Taking the fire in the isolation area as the dividing point, the film can be divided into two halves.
The first half is sharp, cruel, and naked human nature is revealed; the second half, gentleness (warmth), hope, family, recovery...
Music, I always think it is one of the souls of the movie. In the quarantine area, the elderly black people are holding radios and playing happy dance music for everyone, which is a rare warm scene in the first half. In addition, the first half of the music is fearful, the grass and trees are all soldiers, the fear is endless, and others are the dark forest.

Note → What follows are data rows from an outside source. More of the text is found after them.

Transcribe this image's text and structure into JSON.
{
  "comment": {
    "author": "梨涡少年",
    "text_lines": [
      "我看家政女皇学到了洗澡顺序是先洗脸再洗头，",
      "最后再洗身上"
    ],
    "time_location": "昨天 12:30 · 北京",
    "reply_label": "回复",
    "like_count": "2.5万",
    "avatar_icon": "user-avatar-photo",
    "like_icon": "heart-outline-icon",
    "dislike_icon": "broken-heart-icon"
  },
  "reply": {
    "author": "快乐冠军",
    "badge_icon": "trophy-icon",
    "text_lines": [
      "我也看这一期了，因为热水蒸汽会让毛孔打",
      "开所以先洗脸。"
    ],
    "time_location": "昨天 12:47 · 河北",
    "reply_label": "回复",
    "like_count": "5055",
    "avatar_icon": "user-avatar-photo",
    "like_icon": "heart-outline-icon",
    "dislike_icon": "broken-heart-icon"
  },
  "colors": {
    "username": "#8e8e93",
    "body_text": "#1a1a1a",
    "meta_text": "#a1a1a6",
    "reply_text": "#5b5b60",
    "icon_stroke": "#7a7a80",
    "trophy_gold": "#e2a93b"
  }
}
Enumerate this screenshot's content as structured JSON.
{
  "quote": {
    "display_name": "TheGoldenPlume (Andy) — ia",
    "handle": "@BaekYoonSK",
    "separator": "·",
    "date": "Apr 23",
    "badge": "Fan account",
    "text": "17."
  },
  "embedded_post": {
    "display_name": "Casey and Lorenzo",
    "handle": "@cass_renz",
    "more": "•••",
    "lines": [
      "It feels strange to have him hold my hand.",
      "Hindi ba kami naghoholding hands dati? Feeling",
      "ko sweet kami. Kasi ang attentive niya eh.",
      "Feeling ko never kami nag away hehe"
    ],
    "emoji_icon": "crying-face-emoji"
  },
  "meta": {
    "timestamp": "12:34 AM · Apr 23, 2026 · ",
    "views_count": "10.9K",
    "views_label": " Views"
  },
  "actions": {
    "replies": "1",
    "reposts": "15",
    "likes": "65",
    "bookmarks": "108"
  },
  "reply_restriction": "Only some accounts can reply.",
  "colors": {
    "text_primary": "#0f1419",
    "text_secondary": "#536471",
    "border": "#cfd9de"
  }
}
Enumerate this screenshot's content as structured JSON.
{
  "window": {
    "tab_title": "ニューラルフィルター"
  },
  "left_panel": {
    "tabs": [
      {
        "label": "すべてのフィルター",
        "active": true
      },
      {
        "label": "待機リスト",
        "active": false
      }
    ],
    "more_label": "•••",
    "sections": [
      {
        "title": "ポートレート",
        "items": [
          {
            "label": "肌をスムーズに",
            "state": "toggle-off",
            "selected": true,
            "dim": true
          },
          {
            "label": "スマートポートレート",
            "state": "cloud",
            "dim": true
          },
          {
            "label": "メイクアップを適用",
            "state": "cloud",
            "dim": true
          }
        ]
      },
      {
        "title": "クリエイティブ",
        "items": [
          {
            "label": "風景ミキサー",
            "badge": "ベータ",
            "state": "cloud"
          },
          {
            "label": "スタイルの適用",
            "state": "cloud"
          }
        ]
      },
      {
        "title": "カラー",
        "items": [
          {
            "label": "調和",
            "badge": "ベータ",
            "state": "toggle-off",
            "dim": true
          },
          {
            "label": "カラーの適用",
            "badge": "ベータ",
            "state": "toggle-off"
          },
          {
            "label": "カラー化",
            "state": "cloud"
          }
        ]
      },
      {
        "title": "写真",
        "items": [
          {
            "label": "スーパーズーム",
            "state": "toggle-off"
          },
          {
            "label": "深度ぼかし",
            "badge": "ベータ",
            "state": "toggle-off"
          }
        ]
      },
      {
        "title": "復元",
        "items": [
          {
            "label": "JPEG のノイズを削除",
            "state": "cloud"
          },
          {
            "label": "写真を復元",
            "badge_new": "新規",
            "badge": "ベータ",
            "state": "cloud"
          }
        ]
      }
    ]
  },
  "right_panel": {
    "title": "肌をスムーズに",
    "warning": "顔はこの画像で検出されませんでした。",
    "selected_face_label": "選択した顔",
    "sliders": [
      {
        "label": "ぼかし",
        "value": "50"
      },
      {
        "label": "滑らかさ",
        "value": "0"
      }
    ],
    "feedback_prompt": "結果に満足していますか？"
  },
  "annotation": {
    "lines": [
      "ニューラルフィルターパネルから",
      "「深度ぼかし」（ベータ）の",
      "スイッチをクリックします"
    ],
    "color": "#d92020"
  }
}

About an hour into the show, I had no idea how the movie was going to end when a quarantine war was inevitable. Could it be another version of Sodom's 120th or the Gatekeeper at Midnight? Fortunately, there was that fire. The brave woman found a lighter out of nowhere and ended the quarantine for me.
Along with that, the music also switched. A heavy rain will come that washes away all sins. People are still people. Wife finds love for husband, supermarket basement is full of food. The blind husband protects his wife, the stray dog finds a place to take him, and the sight of the eyes begins. The director is really kind, and the man-made dog food scene is handled very gently.
You can read any thoughts you want from it. The government's inaction, the dark animal nature of human nature, the fragility of the machine in modern society, the prediction of the future...
What I saw was what Helen Keller said a long time ago: people with bright eyes can see things that are not as good as her. A deaf and blind man came much more.